CMOs should align with SEO and content teams to ensure brand knowledge is baked into the data these systems train on.

Creator content must prove brand impact
Creator content is no longer a nice-to-have. According to Kantar, a net 61% of marketers will increase creator content investment in 2026.
Yet the impact gap remains wide. Only 27% of current creator content strongly ties to brand messaging. Brands need to shift from one-off influencer stunts to long-term creative platforms that creators can plug into authentically.
What’s working now are coherent, cross-channel ideas. Kantar says they are 2.5 times more important to campaign success than they were a decade ago.
The fix is structural. CMOs should define brand guardrails, clarify metrics like ROI and brand lift, and let creators execute with creative freedom.

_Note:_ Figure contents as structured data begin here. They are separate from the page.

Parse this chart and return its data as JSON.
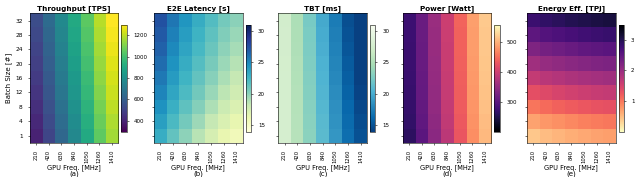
{
  "gpu_freqs": [
    210,
    420,
    630,
    840,
    1050,
    1260,
    1410
  ],
  "batch_sizes": [
    1,
    4,
    8,
    12,
    16,
    20,
    24,
    28,
    32
  ],
  "subplots": [
    {
      "title": "Throughput [TPS]",
      "label": "(a)",
      "cmap": "viridis",
      "vmin": 300,
      "vmax": 1300,
      "colorbar_ticks": [
        400,
        600,
        800,
        1000,
        1200
      ]
    },
    {
      "title": "E2E Latency [s]",
      "label": "(b)",
      "cmap": "YlGnBu",
      "vmin": 14,
      "vmax": 31,
      "colorbar_ticks": [
        15,
        20,
        25,
        30
      ]
    },
    {
      "title": "TBT [ms]",
      "label": "(c)",
      "cmap": "GnBu_r",
      "vmin": 14,
      "vmax": 31,
      "colorbar_ticks": [
        15,
        20,
        25,
        30
      ]
    },
    {
      "title": "Power [Watt]",
      "label": "(d)",
      "cmap": "magma",
      "vmin": 200,
      "vmax": 560,
      "colorbar_ticks": [
        300,
        400,
        500
      ]
    },
    {
      "title": "Energy Eff. [TPJ]",
      "label": "(e)",
      "cmap": "magma_r",
      "vmin": 0.0,
      "vmax": 3.5,
      "colorbar_ticks": [
        1,
        2,
        3
      ]
    }
  ],
  "xlabel": "GPU Freq. [MHz]",
  "ylabel": "Batch Size [#]",
  "xtick_labels": [
    "210",
    "420",
    "630",
    "840",
    "1050",
    "1260",
    "1410"
  ],
  "ytick_labels": [
    "1",
    "4",
    "8",
    "12",
    "16",
    "20",
    "24",
    "28",
    "32"
  ]
}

Retail media gets sharper and harder to ignore
Retail Media Networks (RMNs) continue their rise. Kantar’s LIFT data shows they deliver 1.8 times better results than standard digital ads and nearly 3 times better results for purchase intent.
With over 200 RMNs and counting, brands and retailers must work together to unify shopper data and streamline ROI measurement. RMNs are evolving beyond static placements into dynamic, shoppable experiences across CTV and streaming.
In 2026, a net 38 percent of marketers plan to increase their investment in retail media, making it one of the fastest-growing performance channels.
Micro-communities offer deeper trust
As social media platforms deprioritize organic reach, micro-communities are gaining power. Kantar’s data from China shows brands using knowledge-sharing micro-communities saw a 25% higher marketing ROI.
Nearly 40% of consumers trust micro-community recommendations as much as personal ones, showing these peer-to-peer channels carry serious weight.
For brands, this means ditching generic, salesy content in favor of engagement built on shared interests and creator collaboration.
Inclusion is not optional. It is a growth driver
According to Kantar’s Global MONITOR, 65% of people value companies that promote diversity and inclusion, up from 59% in 2021.
Inclusion is no longer just good PR. It is a growth engine. Brands that authentically represent underserved communities, both internally and externally, will be more resilient to backlash and better positioned to grow.
CMOs should invest in inclusive product development, representational storytelling, and culturally fluent brand strategy that goes beyond campaign messaging.
Over the past two decades, brands that disrupted themselves or their categories—like Apple and Amazon—added US$6.6 trillion in incremental value, according to Kantar BrandZ.
In 2026, that lesson still holds. The biggest risk is playing it safe. CMOs must give teams room to experiment, fail fast, and innovate from a place of brand purpose rather than chasing tech trends for their own sake.